Мягкая, податливая, не склонная к постоянному самоутверждению натура Лемешева и большой драматический дар позволяли ему легко и радостно перевоплощаться в самых разных героев: от романтического Дубровского до смешного поповича Афанасия Ивановича в «Сорочинской ярмарке». Он любил и умел играть, недаром уже в старости с огромным успехом выступил в роли царя Берендея, но не в опере, как прежде, а как драматический актер в пьесе-сказке Островского.
Остановлюсь на таком запетом, выхолощенном всеми тенорами образе, как легкомысленный и жестокий герцог Мантуанский (кстати, побывав недавно в Мантуе, я узнал, что там правил знаменитый в итальянской истории род Гонзага). Я не принадлежу к тем, кто считает, что опера Верди опошлила «гениальную» пьесу Виктора Гюго «Король забавляется». У Гюго Франциск I (галантный, но в государственных делах весьма серьезный и деятельный монарх) и умный шут Трибуле так же неисторичны, как вымышленный герцог Мантуанский и горбач Риголетто. Но у Верди вместо трескучей высокопарности звучит мелодичнейшая музыка, а само мелодраматическое действо – я понял это через Лемешева – нашло более точное воплощение, нежели у необузданного французского романтика.
Герцог Лемешева в полном соответствии с музыкой и замыслом Верди, всегда знавшего, чего хочет, – это человек позднего Возрождения.

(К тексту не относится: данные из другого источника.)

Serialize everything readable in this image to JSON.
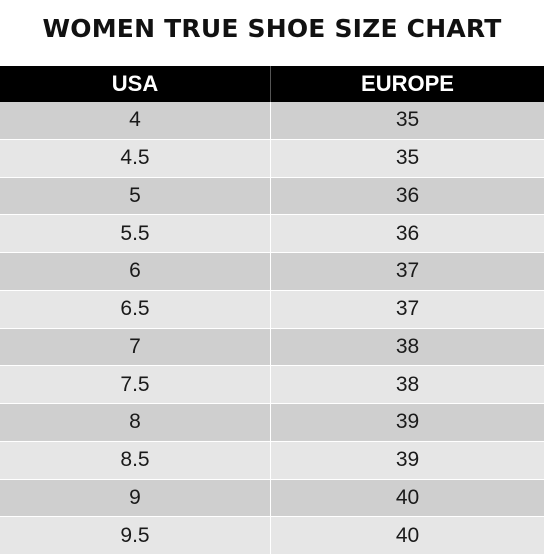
{
  "title": "WOMEN TRUE SHOE SIZE CHART",
  "table": {
    "headers": [
      "USA",
      "EUROPE"
    ],
    "rows": [
      [
        "4",
        "35"
      ],
      [
        "4.5",
        "35"
      ],
      [
        "5",
        "36"
      ],
      [
        "5.5",
        "36"
      ],
      [
        "6",
        "37"
      ],
      [
        "6.5",
        "37"
      ],
      [
        "7",
        "38"
      ],
      [
        "7.5",
        "38"
      ],
      [
        "8",
        "39"
      ],
      [
        "8.5",
        "39"
      ],
      [
        "9",
        "40"
      ],
      [
        "9.5",
        "40"
      ]
    ]
  },
  "colors": {
    "header_bg": "#000000",
    "row_dark": "#cfcfcf",
    "row_light": "#e6e6e6"
  }
}
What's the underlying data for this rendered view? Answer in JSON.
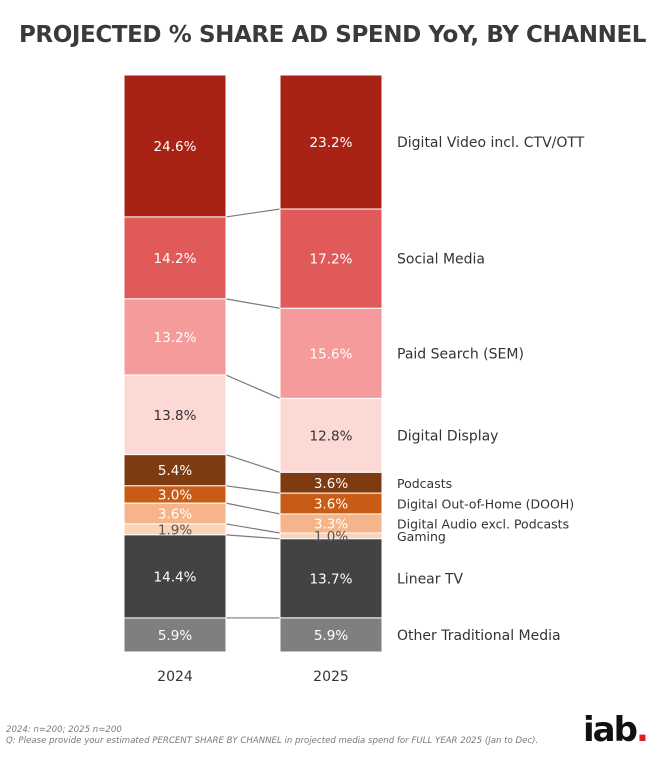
{
  "title": "PROJECTED % SHARE AD SPEND YoY, BY CHANNEL",
  "chart_data": {
    "type": "bar",
    "stacked": true,
    "categories": [
      "2024",
      "2025"
    ],
    "series": [
      {
        "name": "Digital Video incl. CTV/OTT",
        "values": [
          24.6,
          23.2
        ],
        "labels": [
          "24.6%",
          "23.2%"
        ],
        "color": "#A82215",
        "text_color": "#ffffff"
      },
      {
        "name": "Social Media",
        "values": [
          14.2,
          17.2
        ],
        "labels": [
          "14.2%",
          "17.2%"
        ],
        "color": "#E05A5A",
        "text_color": "#ffffff"
      },
      {
        "name": "Paid Search (SEM)",
        "values": [
          13.2,
          15.6
        ],
        "labels": [
          "13.2%",
          "15.6%"
        ],
        "color": "#F59B9B",
        "text_color": "#ffffff"
      },
      {
        "name": "Digital Display",
        "values": [
          13.8,
          12.8
        ],
        "labels": [
          "13.8%",
          "12.8%"
        ],
        "color": "#FDD9D6",
        "text_color": "#333333"
      },
      {
        "name": "Podcasts",
        "values": [
          5.4,
          3.6
        ],
        "labels": [
          "5.4%",
          "3.6%"
        ],
        "color": "#7E3A10",
        "text_color": "#ffffff"
      },
      {
        "name": "Digital Out-of-Home (DOOH)",
        "values": [
          3.0,
          3.6
        ],
        "labels": [
          "3.0%",
          "3.6%"
        ],
        "color": "#C85C14",
        "text_color": "#ffffff"
      },
      {
        "name": "Digital Audio excl. Podcasts",
        "values": [
          3.6,
          3.3
        ],
        "labels": [
          "3.6%",
          "3.3%"
        ],
        "color": "#F5B48A",
        "text_color": "#ffffff"
      },
      {
        "name": "Gaming",
        "values": [
          1.9,
          1.0
        ],
        "labels": [
          "1.9%",
          "1.0%"
        ],
        "color": "#FBD3B8",
        "text_color": "#555555"
      },
      {
        "name": "Linear TV",
        "values": [
          14.4,
          13.7
        ],
        "labels": [
          "14.4%",
          "13.7%"
        ],
        "color": "#434343",
        "text_color": "#ffffff"
      },
      {
        "name": "Other Traditional Media",
        "values": [
          5.9,
          5.9
        ],
        "labels": [
          "5.9%",
          "5.9%"
        ],
        "color": "#7F7F7F",
        "text_color": "#ffffff"
      }
    ],
    "legend": "right",
    "grid": false
  },
  "footnote": {
    "line1": "2024: n=200; 2025 n=200",
    "line2": "Q: Please provide your estimated PERCENT SHARE BY CHANNEL in projected media spend for FULL YEAR 2025 (Jan to Dec)."
  },
  "logo": {
    "text": "iab",
    "dot": "."
  }
}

Не просто сластолюбец, жестокий и беспощадный раб плоти, готовый принести в угоду мгновенному и неодолимому вожделению любую жертву, нет. Он прежде всего Великий любовник, он не в силах противостоять чувству, но в каждую данную минуту всегда искренен. Кто видел замечательный английский фильм «Генрих VIII» с Чарлзом Лаутоном в главной роли, помнит поразительный, заново прочтенный образ традиционного злодея, губителя молодых безвинных женщин, представшего в фильме тоже человеком Ренессанса, когда во весь голос заговорила о себе подавленная, попранная Средневековьем плоть, человеком необузданным, чрезмерным во всем, но по-своему притягательным и вовсе не столь виновным. Лаутон почти оправдал своего героя, показав его изнутри, – это не Синяя Борода старых сказок, а громадная личность, переполненная соками жизни.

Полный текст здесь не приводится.